![2017.jpg 2017.jpg](https://shepherdexpress.com/downloads/38965/download/2017.jpg?cb=885673f26657b939b2450119094192e2&w={width}&h={height})
No one is playing “It Was a Very Good Year” on that bar juke box these days—well, unless you’re a fabulously rich East Side gay Republican who got his tax cut. For the rest of us, 2017 opened and closed ominously, like a tragic opera. Its overture had already played just after the presidential election with two attacks on an LGBTQ health facility in Harambee. A third followed in the New Year.
Then, as the presidential inauguration began, the White House scrubbed its website of any mention of lesbians, gays, bisexuals and transgenders. Throughout 2017, as anti-LGBTQ legal assaults mounted, we faced ever-increasing anxiety over the future of gains made in the half century of struggle since Stonewall. Violence against us soared. A Nevada father shot and killed Giovanni Melton, his 14-year-old gay son, because, according to his foster mom, he preferred a dead son to a gay son. A mother and her boyfriend tortured 8-year-old Gabriel Fernandez to death (over weeks) because they thought he was gay. Murders of transgender people increased. The rate of LGBTQ youth suicide, often the result of bullying, continues to outpace that of their straight peers; locally, we remember 14-year-old Elijah DePue. Meanwhile, the West Virginia Supreme Court decided attacking gays is not a hate crime.
But, in politics throughout the country, eight trans politicians took office and Alabama elected a Democratic senator (with a gay son, btw). De Pere, Wis., passed comprehensive non-discrimination protections for gender identity and expression. The state’s seventh city to do so, it slowed our slide to Wississippification. Meanwhile, the ACLU sued the State of Wisconsin on behalf of transgender state employees.
The year’s obituaries included Rainbow Flag creator Gilbert Baker, marriage equality pioneer Edith Windsor, actor Jim Nabors and filmmaker Debra Chasnoff. Locally, we mourned popular drag queen Jackie Roberts; Bill Serpe, former SAGE executive director; activist Rick Finger, who with his partner Sheldon Schur (who died two months earlier), helped produce Milwaukee’s earliest Pride Parades and Pride celebrations.
With the closing of Hybrid Lounge in February, we lost a popular destination. However, other venues opened their doors for “queer nights” and other LGBTQ events.

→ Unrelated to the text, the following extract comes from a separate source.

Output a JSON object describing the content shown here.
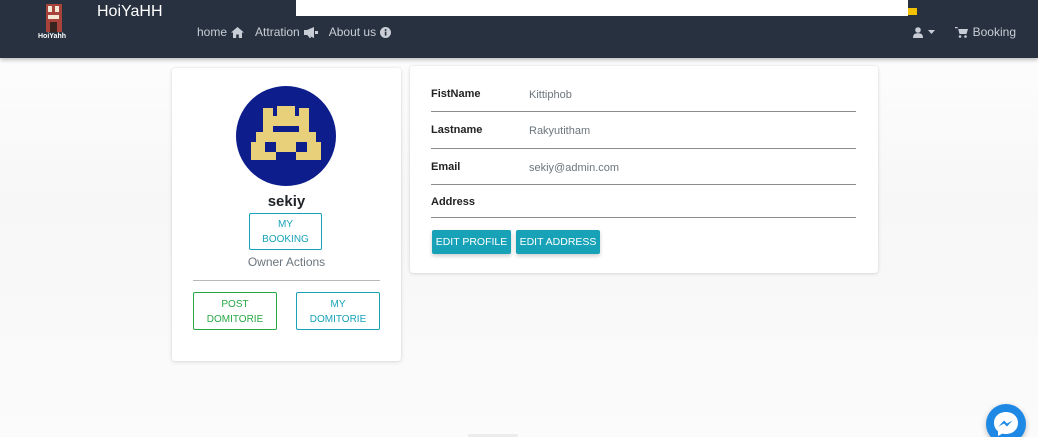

With 35 years of service, Cream City Foundation (CCF) led a litany of landmark anniversaries. PrideFest celebrated its 30th year. The weekly “Queer Program” broadcast its 25th anniversary segment. The LGBT Community Center turned 20 and Wisconsin LGBT Chamber of Commerce, now with 500+ members, marked its fifth year.
In sports, SSBL founded a rugby team and a kick ball league. Elsewhere, leadership changes took place at CCF and the LGBT Community Center.
Wisconsin made national LGBTQ news in 2017 when a Milwaukee priest came out as gay (ta-da!), a petition was launched to remove Madison Bishop Robert Morlino for his assault on gay Catholics, and local diva Jaymes Mansfield joined “RuPaul’s Drag Race” Season 9.
The Awards: the 2017 Side-Glance of the Year Award goes to Cream City’s former Archbishop Timothy Dolan, infamous ecclesiastical con and mastermind of the “cemetery fund” scheme to bury church assets to avoid paying the claims of clergy sex abuse victims, for his appearance in a PBS Martin Luther documentary as an expert on church corruption.
The Epic Success Award goes to PrideFest for its record attendance of more than 37,600.
Happy New Year! I’d love to say “it gets better” but we’ll wait and see.